Nem tudo correu bem, a pandemia complicou muito. “Mas nunca me senti sozinho. Muitos me ajudaram. TJ Berden, amigo e produtor, que é um grande admirador da Apac, lançou-se no projeto. Os amigos da Avsi Usa ajudaram-me a encontrar o dinheiro ». Além disso, chegou a contribuição surpresa da Fundação 4º Propósito, uma organização sem fins lucrativos dedicada a melhorar a vida dos presidiários. « O CEO, Josh Smith , que também é ex-recluso, ligou-me:“ Vai fazer isto? Fazia tempo que procurava alguém que trabalhasse na Apac … O que você precisa? ”. Ele financiou o resto do projeto sem nunca me ver. Eu não o conheci pessoalmente ainda. “

apac6

Agora o filme começa a circular, a partir das prisões. “E para nós é um sonho: se conseguirmos apresentá-lo nas prisões, significa que há a possibilidade de entrarmos no mérito de um grande problema para a sociedade americana. A prisão aqui é um mundo à parte, mais do que em qualquer outro lugar. É preciso entrar para mudar.

Isso é o que está acontecendo, começando com a Louisiana. “A exibição foi às 19hs. Às 9h30 ainda estávamos lá para discutir isso.” O que o impressionou no diálogo? « Os detidos apreenderam uma coisa muito forte que diz Valdeci Antônio Ferreira, herdeiro de Ottoboni e Diretor geral da FBAC, Federação das APACs: o crime é a experiência da rejeição levada ao extremo, é um grito de socorro. Quando nos sentimos rejeitados, clamamos por amor, do berço ao leito de morte. Com qualquer um de nossos gestos. Afinal, é a busca de Deus, e é o que mais os tem marcado, muitos nos contaram. Porque é verdade ». Então a pergunta, de fato. É possível?
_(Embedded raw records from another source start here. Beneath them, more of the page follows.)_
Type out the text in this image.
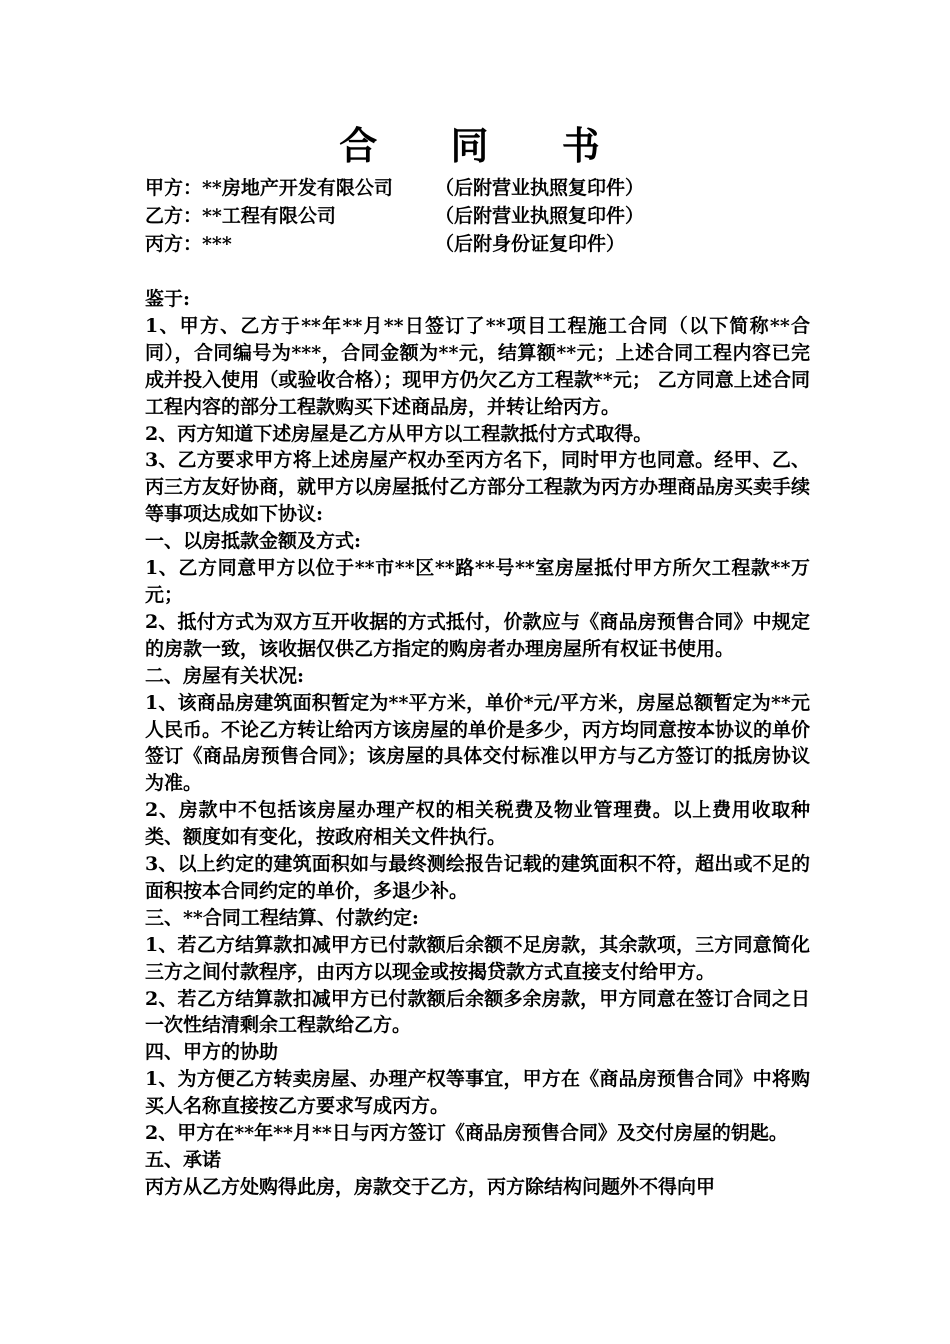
合 同 书
甲方：**房地产开发有限公司 （后附营业执照复印件）
乙方：**工程有限公司	（后附营业执照复印件）
丙方：***	（后附身份证复印件）

鉴于:

1、甲方、乙方于**年**月**日签订了**项目工程施工合同（以下简称**合同），合同编号为***，合同金额为**元，结算额**元；上述合同工程内容已完成并投入使用（或验收合格）；现甲方仍欠乙方工程款**元； 乙方同意上述合同工程内容的部分工程款购买下述商品房，并转让给丙方。

2、丙方知道下述房屋是乙方从甲方以工程款抵付方式取得。

3、乙方要求甲方将上述房屋产权办至丙方名下，同时甲方也同意。经甲、乙、丙三方友好协商，就甲方以房屋抵付乙方部分工程款为丙方办理商品房买卖手续等事项达成如下协议:

一、以房抵款金额及方式:

1、乙方同意甲方以位于**市**区**路**号**室房屋抵付甲方所欠工程款**万元；

2、抵付方式为双方互开收据的方式抵付，价款应与《商品房预售合同》中规定的房款一致，该收据仅供乙方指定的购房者办理房屋所有权证书使用。

二、房屋有关状况:

1、该商品房建筑面积暂定为**平方米，单价*元/平方米，房屋总额暂定为**元人民币。不论乙方转让给丙方该房屋的单价是多少，丙方均同意按本协议的单价签订《商品房预售合同》；该房屋的具体交付标准以甲方与乙方签订的抵房协议为准。

2、房款中不包括该房屋办理产权的相关税费及物业管理费。以上费用收取种类、额度如有变化，按政府相关文件执行。

3、以上约定的建筑面积如与最终测绘报告记载的建筑面积不符，超出或不足的面积按本合同约定的单价，多退少补。

三、**合同工程结算、付款约定:

1、若乙方结算款扣减甲方已付款额后余额不足房款，其余款项，三方同意简化三方之间付款程序，由丙方以现金或按揭贷款方式直接支付给甲方。

2、若乙方结算款扣减甲方已付款额后余额多余房款，甲方同意在签订合同之日一次性结清剩余工程款给乙方。

四、甲方的协助

1、为方便乙方转卖房屋、办理产权等事宜，甲方在《商品房预售合同》中将购买人名称直接按乙方要求写成丙方。

2、甲方在**年**月**日与丙方签订《商品房预售合同》及交付房屋的钥匙。

五、承诺

丙方从乙方处购得此房，房款交于乙方，丙方除结构问题外不得向甲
Perguntou o representante da FBAC Denio Marx no Brasil, “Todos disseram que sim. Tudo. Um dos guardas foi muito explícito: “Aqui, a prisão é um lugar onde você coloca uma pessoa e joga a chave fora. E nos convém, porque é um negócio. Apac é outra coisa: impensável, mas possível. Porque se lá é possível, também é possível aqui ”

apac5

Depois de Lafourche, há outras exibições agendadas. Outra prisão na Louisiana, no condado de Saint John. Há uma possibilidade no Tennessee, “e aí seria ainda mais interessante, porque as prisões são realmente difíceis”. E, a partir de setembro, as universidades: «Notre Dame, Columbia, Loyola Chicago. As datas já estão aí e é só o começo: encontramos um distribuidor no Brasil e algo está se movendo na Europa.
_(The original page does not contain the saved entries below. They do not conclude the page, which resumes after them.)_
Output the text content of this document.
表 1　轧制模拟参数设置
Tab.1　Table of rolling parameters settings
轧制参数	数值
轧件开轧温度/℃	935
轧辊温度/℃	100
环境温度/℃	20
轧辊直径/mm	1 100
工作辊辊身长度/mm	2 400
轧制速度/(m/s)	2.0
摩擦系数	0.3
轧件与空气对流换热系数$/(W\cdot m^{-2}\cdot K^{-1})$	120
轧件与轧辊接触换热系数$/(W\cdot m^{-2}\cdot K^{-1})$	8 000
E você, nesse começo, o que descobriu sobre si mesmo? « A ferida que te disse, a necessidade de justiça, reabriu. Sempre me perguntei se o perdão era realmente possível em face de certos crimes. A mudança é possível? Agora posso dizer que sim. Em primeiro lugar, para mim. Por que o que vi me fez ir fundo dentro de mim. Esse perdão também me tocou.